Higher Tolls Justified — Roads Minister Affirms
The Government’s decision to increase bridge and road tolls should not be seen as insensitivity to the plight of Ghanaians, but a bold attempt to save a bad situation.
Taking his turn at the weekly meet-the-press series in Accra, the Minister of Roads and Highways, Mr Joe Gidisu, said the time had come for the government to increase the tolls to raise enough revenue for road maintenance, which is important to national development.
The minister stated that the increase in tolls was estimated to move from GH¢2.9 million in 2009 to GH¢19.5 million in 2010.
“The proportion from this source of revenue will, therefore, increase from 1.8 per cent to 12 per cent of total receipts into the Road Fund,” Mr Gidisu said.
He said the implementation of the law (Act 793 of 2009), which took effect from February 1, 2010, had begun yielding some positive results pointing out that the total daily revenue collected from all the 29 toll points throughout the country had increased from GH¢8,114 to GH¢97,299 since the increase.
The minister, therefore, called for public support, adding that the maintenance of the roads by way of routine and periodic maintenance was important, if not critical, in the protection of the huge investments made in the road sector.
He said currently, the Road Fund was indebted to road contractors who undertook maintenance works to the tune of about GH¢120 million, adding that “this amount is different from the GH¢160 million arrears which the government recently realised for projects to be funded by the Consolidated Fund”.
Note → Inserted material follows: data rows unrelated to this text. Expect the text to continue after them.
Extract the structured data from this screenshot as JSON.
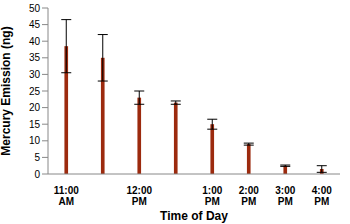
{
  "chart_data": {
    "type": "bar",
    "x_label": "Time of Day",
    "y_label": "Mercury Emission (ng)",
    "categories": [
      "11:00 AM",
      null,
      "12:00 PM",
      null,
      "1:00 PM",
      "2:00 PM",
      "3:00 PM",
      "4:00 PM"
    ],
    "values": [
      38.5,
      35,
      23,
      21.5,
      15,
      9,
      2.5,
      1.5
    ],
    "errors": [
      8,
      7,
      2,
      0.5,
      1.5,
      0.3,
      0.2,
      1
    ],
    "color": "#9c2a0e",
    "ylim": [
      0,
      50
    ],
    "yticks": [
      0,
      5,
      10,
      15,
      20,
      25,
      30,
      35,
      40,
      45,
      50
    ],
    "grid": false
  }
}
The Roads and Highways Minister revealed that because the government was unable to raise enough revenue to clear the heavy indebtedness to the road contractors, contractors were reluctant to undertake maintenance works, making it difficult for the sector to undertake such works on timely basis.
Mr Gidisu said the Road Fund Board had over the years been unable to secure regular increments in levies, tolls and fees to correspond with the rising cost of road maintenance, adding that all additional revenues to be accrued from the increase would be properly used for the maintenance of the road network, which is about 67,000 kilometres.
He explained that while levy on petroleum products accounted for about 94 per cent of the revenue for road maintenance, the road and bridge tolls contributed only 1.8 per cent.
He said the routine and periodic maintenance of roads and their rehabilitation were funded from the resources of the Road Fund, a fund dedicated to these activities, adding that the Road Fund had on the average been providing a total of about GH¢110 million towards these activities.
He stressed that the total receipts from these sources were not adequate to meet the total maintenance needs of the road sector, hence the increase to raise more revenue.
“The fund can only cover about 55 per cent of the total maintenance needs in a given year, leaving a backlog of about 45 per cent,” the minister said.
He said the government was aware that since January 1999, the road and bridge tolls and the fuel levy had not been increased, resulting in the current poor state of roads.
“We must, therefore, appreciate the increase in the light of the immense benefits that will accrue to all Ghanaians. We will therefore like to request our fellow compatriots to bear with us, since there is the assurance that the increased resources of the fund will be put to good use,” he stressed.
He hinted that there were plans to consider drivers who used such roads more often to see how best to reduce how much they should pay.